The air was foul with the stench of filth and gin. People called and whistled to them from glassless windows and doorways on either side of the lane.
“Let’s have a little tour of my childhood, shall we? I was likely conceived in one of the many rooms above this street. Fathered by a man who could be any of dozens, and born to a prostitute who was a slave to gin. Nonetheless, she made a better mother than many. She didn’t abandon me to die of exposure. Not as an infant, at least.”
Together, they weaved through a dense warren of twisting, fog-smothered passages. Derelict buildings crowded either side of the alleys. Streets so narrow, one couldn’t see the sky.
Penny could have never retraced their steps. If he left her alone here, she would wander helpless in the fog forever.
But Gabriel never paused—and she didn’t suppose it was because masculine pride made him reluctant to ask for directions.
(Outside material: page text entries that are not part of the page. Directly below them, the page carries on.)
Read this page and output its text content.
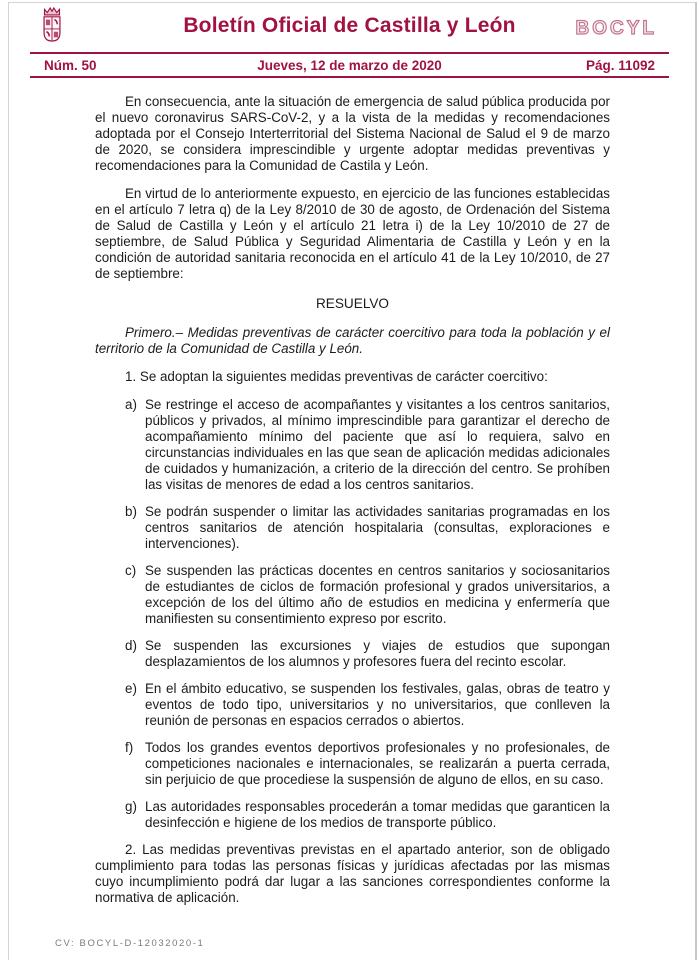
Boletín Oficial de Castilla y León	BOCYL
Núm. 50	Jueves, 12 de marzo de 2020	Pág. 11092

En consecuencia, ante la situación de emergencia de salud pública producida por el nuevo coronavirus SARS-CoV-2, y a la vista de la medidas y recomendaciones adoptada por el Consejo Interterritorial del Sistema Nacional de Salud el 9 de marzo de 2020, se considera imprescindible y urgente adoptar medidas preventivas y recomendaciones para la Comunidad de Castila y León.

En virtud de lo anteriormente expuesto, en ejercicio de las funciones establecidas en el artículo 7 letra q) de la Ley 8/2010 de 30 de agosto, de Ordenación del Sistema de Salud de Castilla y León y el artículo 21 letra i) de la Ley 10/2010 de 27 de septiembre, de Salud Pública y Seguridad Alimentaria de Castilla y León y en la condición de autoridad sanitaria reconocida en el artículo 41 de la Ley 10/2010, de 27 de septiembre:

RESUELVO

Primero.– Medidas preventivas de carácter coercitivo para toda la población y el territorio de la Comunidad de Castilla y León.

1. Se adoptan la siguientes medidas preventivas de carácter coercitivo:

a) Se restringe el acceso de acompañantes y visitantes a los centros sanitarios, públicos y privados, al mínimo imprescindible para garantizar el derecho de acompañamiento mínimo del paciente que así lo requiera, salvo en circunstancias individuales en las que sean de aplicación medidas adicionales de cuidados y humanización, a criterio de la dirección del centro. Se prohíben las visitas de menores de edad a los centros sanitarios.
b) Se podrán suspender o limitar las actividades sanitarias programadas en los centros sanitarios de atención hospitalaria (consultas, exploraciones e intervenciones).
c) Se suspenden las prácticas docentes en centros sanitarios y sociosanitarios de estudiantes de ciclos de formación profesional y grados universitarios, a excepción de los del último año de estudios en medicina y enfermería que manifiesten su consentimiento expreso por escrito.
d) Se suspenden las excursiones y viajes de estudios que supongan desplazamientos de los alumnos y profesores fuera del recinto escolar.
e) En el ámbito educativo, se suspenden los festivales, galas, obras de teatro y eventos de todo tipo, universitarios y no universitarios, que conlleven la reunión de personas en espacios cerrados o abiertos.
f) Todos los grandes eventos deportivos profesionales y no profesionales, de competiciones nacionales e internacionales, se realizarán a puerta cerrada, sin perjuicio de que procediese la suspensión de alguno de ellos, en su caso.
g) Las autoridades responsables procederán a tomar medidas que garanticen la desinfección e higiene de los medios de transporte público.

2. Las medidas preventivas previstas en el apartado anterior, son de obligado cumplimiento para todas las personas físicas y jurídicas afectadas por las mismas cuyo incumplimiento podrá dar lugar a las sanciones correspondientes conforme la normativa de aplicación.

CV: BOCYL-D-12032020-1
He knew precisely where he was going. Every twist and turn belonged to a map etched in his mind.
They passed a beggar woman with her palm outstretched for a farthing. Penny slowed on instinct, but he tugged her past.
“There’s a cellar down that way that used to have a broken window.” He tossed out the observation as if he were pointing out a church with unremarkable architecture. “I spent a winter sleeping in it. Along with a great many rats.”
She tripped on a stone, and her boot sloshed into a shallow river of . . . well, of things probably best left unidentified. Gray gutter muck splashed her hem.
They ventured farther into the maze of tenements and doss-houses. Every minute or two, he paused to point out, in a tone of complete indifference, a doorway that could offer as many as six huddled urchins shelter from the wintry wind, or the baker’s shop where it was easiest to steal bread. It wasn’t difficult to imagine him here as a child. Everywhere they turned, she glimpsed the pale, grime-streaked face of a boy dressed in rags. A face that could have been Gabriel’s, once.
By the time he brought them to an abrupt halt, Penny’s feet were aching, her lungs were burning, and her heart was in tatters.
“Here’s the best part.” He took her by the shoulders and turned her to face the other side of the street. “That gin house, right there . . . ? That’s where my mother sold me.”
“Sold you? A mother can’t sell her child.”
“Happens in the rookery all the time. Husbands sell wives. Parents sell children. I was sold to the pub’s owner.”
“You said you were in the workhouse.”
“I was, after the owner pushed me out the door. But not before I spent three years in that gin house. Hauling coal, carrying water, scrubbing vomit from the same floors I slept on at night.”